Top 5 Summer reads to help you through isolation.
Well it’s strange times we are living in at the moment. Corona Virus has spread through nations around the world and the UK is officially on lock down. It feels so weird just to write that. Like I’m writing fiction. Unfortunately this is currently our reality, so what can we do but make the best for it?
For me doing the things I would normally choose to do this type of situation (not that I’ve been on lock down before but for example when I broke my leg and was house bond for months) like reading, organizing, painting, DIY etc are all hard to achieve with a toddler running around. Of course that not a bad thing, we are spending most of our time lost in the garden and walking to the park for our one exercise of the day, which in so many ways is blissful and hard going at the same time.
I will admit to day dreaming about the books I would have read, the writing I would have done and the movies we would have watched had this time happened pre-baby, because entertaining a toddler all day is tough. Mat and I are trying to take turns and give each other a little of our own time in the day. He goes for a run, I sit and write.
This line of thinking took me to what books I loved so much I would have re-read during this time. They could be your perfect summer read…. or isolation read for want of a better description.
The Fever Tree. by Jennifer Mcveigh
Only once I had written this down did I realize it is based on a epidemic, small pox in South Africa. This may or may not put you off reading it given our current climate but it is also a beautiful story on how someone copes in true isolation. Not just physically isolated in the dry land of South Africa, Frances Irene is also emotionally isolated from all she once knew, after the death of her father leaves her destitute and alone.
Torn between two very different men in a scary unfamiliar world where greed rules, this book shows how strength can come out of a crisis like the one Frances in 1880 finds herself in and maybe the one we now find ourselves in.
The Color of the Water in July. by nora carroll.
Set in North Michigan, in a spot most of us would dream of “Summering,” a house by the lake holds many secrets. I found myself on the edge of my seat as the book jumps between Grandmother, Mother and Daughter at different point in history to reveal a truth hidden for a lifetime and more than one forbidden love.
The Light between Oceans by m.l.stedmen
This book has now been made into a movie but I highly recommend reading the book first and have the tissues at the ready. Set in a small town in Australia in 1920, the story will make you understand how good people can make bad decisions and just how strong a Mothers love can be. You’ll also want to pop out and buy a lighthouse to live in. This social distancing malarkey would be easy on your own island.
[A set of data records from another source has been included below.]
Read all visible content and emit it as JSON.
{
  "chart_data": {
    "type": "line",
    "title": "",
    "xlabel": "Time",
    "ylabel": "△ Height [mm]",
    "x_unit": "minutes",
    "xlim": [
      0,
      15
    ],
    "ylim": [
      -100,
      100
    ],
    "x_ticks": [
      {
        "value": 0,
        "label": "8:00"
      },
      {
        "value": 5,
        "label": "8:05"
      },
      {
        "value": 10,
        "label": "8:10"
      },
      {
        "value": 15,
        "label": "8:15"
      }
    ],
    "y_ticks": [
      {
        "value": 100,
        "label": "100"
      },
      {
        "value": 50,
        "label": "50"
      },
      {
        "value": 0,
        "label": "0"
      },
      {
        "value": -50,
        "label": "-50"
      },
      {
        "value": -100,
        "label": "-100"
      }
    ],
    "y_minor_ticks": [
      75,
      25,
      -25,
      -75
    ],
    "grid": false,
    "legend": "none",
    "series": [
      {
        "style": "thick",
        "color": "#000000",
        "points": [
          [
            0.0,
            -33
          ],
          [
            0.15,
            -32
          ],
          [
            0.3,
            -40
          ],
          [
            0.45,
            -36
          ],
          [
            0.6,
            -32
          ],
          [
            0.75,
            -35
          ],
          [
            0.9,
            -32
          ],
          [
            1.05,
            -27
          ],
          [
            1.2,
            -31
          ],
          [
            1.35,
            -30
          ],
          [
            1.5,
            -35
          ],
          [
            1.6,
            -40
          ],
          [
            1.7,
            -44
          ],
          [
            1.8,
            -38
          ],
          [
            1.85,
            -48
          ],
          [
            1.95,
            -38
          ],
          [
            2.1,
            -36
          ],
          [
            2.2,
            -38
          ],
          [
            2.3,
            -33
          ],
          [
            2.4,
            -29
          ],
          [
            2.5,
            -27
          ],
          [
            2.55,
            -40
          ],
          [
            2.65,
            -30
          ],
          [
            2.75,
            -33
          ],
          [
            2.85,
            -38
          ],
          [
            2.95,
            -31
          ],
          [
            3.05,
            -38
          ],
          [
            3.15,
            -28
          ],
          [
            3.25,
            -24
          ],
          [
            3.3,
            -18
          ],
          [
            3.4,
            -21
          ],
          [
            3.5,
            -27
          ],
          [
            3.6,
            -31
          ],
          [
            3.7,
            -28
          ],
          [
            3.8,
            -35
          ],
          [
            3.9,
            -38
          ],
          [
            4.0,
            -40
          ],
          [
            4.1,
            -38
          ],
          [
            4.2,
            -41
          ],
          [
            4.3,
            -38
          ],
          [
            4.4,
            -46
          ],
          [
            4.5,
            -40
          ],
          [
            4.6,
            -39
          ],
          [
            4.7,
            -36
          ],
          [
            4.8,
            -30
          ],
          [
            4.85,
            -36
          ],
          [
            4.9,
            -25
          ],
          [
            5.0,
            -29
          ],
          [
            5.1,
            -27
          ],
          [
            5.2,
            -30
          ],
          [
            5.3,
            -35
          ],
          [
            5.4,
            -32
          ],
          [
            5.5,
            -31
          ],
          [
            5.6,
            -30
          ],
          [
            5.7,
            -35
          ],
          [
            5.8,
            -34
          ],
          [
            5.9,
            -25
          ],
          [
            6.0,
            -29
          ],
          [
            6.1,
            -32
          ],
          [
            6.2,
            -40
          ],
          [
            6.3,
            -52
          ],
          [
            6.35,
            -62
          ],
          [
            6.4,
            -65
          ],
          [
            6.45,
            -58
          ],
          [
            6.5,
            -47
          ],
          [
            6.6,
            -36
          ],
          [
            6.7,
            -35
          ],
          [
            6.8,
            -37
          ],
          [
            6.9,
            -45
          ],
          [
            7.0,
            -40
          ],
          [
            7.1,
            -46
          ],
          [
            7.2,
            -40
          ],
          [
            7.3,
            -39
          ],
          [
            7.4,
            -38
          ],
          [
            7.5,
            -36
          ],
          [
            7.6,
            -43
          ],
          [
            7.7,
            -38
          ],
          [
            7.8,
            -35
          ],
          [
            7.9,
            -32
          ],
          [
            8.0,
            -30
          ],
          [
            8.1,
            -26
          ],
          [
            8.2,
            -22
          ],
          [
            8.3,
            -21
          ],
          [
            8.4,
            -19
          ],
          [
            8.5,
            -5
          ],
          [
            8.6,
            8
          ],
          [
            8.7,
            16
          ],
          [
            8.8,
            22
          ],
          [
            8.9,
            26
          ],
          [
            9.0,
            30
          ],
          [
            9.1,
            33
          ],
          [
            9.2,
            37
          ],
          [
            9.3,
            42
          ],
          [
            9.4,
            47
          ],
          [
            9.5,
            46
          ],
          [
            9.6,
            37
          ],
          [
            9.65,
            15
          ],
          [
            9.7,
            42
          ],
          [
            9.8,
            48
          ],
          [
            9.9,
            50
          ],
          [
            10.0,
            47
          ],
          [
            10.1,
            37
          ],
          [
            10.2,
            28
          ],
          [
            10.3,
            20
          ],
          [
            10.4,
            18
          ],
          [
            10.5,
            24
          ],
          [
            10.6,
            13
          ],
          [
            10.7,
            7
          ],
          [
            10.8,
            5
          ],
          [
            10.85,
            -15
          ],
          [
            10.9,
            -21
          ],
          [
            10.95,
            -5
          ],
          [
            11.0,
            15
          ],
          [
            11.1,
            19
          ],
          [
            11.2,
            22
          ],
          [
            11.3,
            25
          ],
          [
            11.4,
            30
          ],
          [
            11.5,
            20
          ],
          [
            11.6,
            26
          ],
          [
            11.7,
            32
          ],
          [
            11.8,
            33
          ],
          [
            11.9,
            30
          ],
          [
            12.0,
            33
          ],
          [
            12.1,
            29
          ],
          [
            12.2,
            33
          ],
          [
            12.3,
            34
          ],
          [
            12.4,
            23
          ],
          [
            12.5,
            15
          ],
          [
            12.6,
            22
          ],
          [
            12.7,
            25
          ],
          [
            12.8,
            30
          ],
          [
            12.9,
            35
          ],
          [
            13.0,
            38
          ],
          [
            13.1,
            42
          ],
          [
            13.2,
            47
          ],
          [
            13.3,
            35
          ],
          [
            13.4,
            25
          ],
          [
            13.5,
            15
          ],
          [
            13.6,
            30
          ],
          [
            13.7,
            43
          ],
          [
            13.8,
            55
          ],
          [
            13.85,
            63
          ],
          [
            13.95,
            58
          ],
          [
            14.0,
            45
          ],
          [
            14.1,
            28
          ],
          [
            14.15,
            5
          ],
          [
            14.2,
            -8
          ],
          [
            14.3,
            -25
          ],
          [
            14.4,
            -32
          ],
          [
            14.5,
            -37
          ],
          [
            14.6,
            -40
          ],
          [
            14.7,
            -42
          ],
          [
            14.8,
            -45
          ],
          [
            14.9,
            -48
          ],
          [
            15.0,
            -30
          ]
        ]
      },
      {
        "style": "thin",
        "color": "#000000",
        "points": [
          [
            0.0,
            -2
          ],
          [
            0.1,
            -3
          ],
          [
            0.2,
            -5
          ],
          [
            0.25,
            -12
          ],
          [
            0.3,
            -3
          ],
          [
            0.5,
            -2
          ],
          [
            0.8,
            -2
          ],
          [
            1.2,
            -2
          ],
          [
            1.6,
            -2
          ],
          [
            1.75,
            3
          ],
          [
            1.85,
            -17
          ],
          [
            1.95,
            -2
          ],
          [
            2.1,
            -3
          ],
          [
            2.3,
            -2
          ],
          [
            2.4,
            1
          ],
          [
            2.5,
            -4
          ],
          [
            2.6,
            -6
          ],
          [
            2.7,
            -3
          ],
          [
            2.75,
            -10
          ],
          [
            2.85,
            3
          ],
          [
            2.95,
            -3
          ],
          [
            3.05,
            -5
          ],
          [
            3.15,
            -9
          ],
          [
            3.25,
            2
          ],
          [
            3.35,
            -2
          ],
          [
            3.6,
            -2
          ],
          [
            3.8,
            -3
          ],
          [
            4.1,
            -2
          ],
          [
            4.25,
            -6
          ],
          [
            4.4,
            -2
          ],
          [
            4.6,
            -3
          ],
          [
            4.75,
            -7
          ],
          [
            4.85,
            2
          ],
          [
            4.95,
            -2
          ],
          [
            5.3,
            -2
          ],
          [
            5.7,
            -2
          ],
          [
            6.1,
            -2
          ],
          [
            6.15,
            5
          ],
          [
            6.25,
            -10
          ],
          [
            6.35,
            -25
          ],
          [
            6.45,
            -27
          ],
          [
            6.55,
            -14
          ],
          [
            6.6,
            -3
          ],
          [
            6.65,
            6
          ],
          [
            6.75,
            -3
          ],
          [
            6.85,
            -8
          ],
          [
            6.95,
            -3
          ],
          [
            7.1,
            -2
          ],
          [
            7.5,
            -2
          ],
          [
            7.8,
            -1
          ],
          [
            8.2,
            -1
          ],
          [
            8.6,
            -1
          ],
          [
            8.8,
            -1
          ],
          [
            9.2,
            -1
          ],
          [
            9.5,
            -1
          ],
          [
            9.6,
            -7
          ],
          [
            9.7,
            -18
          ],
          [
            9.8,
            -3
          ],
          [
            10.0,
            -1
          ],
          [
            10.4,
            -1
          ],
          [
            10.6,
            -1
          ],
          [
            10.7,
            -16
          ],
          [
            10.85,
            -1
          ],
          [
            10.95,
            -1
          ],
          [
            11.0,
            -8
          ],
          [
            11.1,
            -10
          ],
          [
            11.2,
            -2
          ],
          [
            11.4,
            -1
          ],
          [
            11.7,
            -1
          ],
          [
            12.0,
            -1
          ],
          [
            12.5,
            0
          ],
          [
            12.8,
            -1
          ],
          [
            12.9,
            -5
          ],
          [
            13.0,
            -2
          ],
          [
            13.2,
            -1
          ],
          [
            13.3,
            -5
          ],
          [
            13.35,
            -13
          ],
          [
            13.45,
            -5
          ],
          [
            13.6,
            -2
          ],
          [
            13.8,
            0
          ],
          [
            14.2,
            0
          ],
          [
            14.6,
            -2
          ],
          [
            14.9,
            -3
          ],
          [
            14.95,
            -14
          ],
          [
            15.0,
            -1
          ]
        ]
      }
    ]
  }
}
Chasing Daisy by Paige Toon.
Anything by Paige Toon is good in my book. Considering everything else on my list is a little more serious and harder going, Paige Toon is my go to for a more light hearted easy summer read. Chasing Daisy was the first of her novels I read and I must have read it 5 times since.
Travel around the world with Daisy as she works for the catering on the Formula One tracks. It’s high speed and has some twist that will keep you on your toes too.
Island of Secrets. by Patrica wilson.
A story from World War 2. But not one of the stories we often learn in English schools. Told by a Grandmother when her estranged Grand Daughter travels from London to Crete in search of her lost family and its lost secrets, this is the tale of how a Mothers love can over come anything in a bid to save her children. Plus some more forbidden and lost loves, this is an incredibly moving story.
All the Light we cannot see.
Another World War 2 story switching between a young intelligent German boy drafted into the army and a young blind French girl fleeing Paris from the Nazi’s. These two children, world’s apart, grow up through the war. This will give you an understanding of how a young boy can be brain washed and made to fight for something he doesn’t believe in and how sight isn’t everything,. Maybe just maybe they can save each other.
Let me know if you give any a try and please send me any of your book recommendations. Maybe one day I’ll have time to get lost in one again.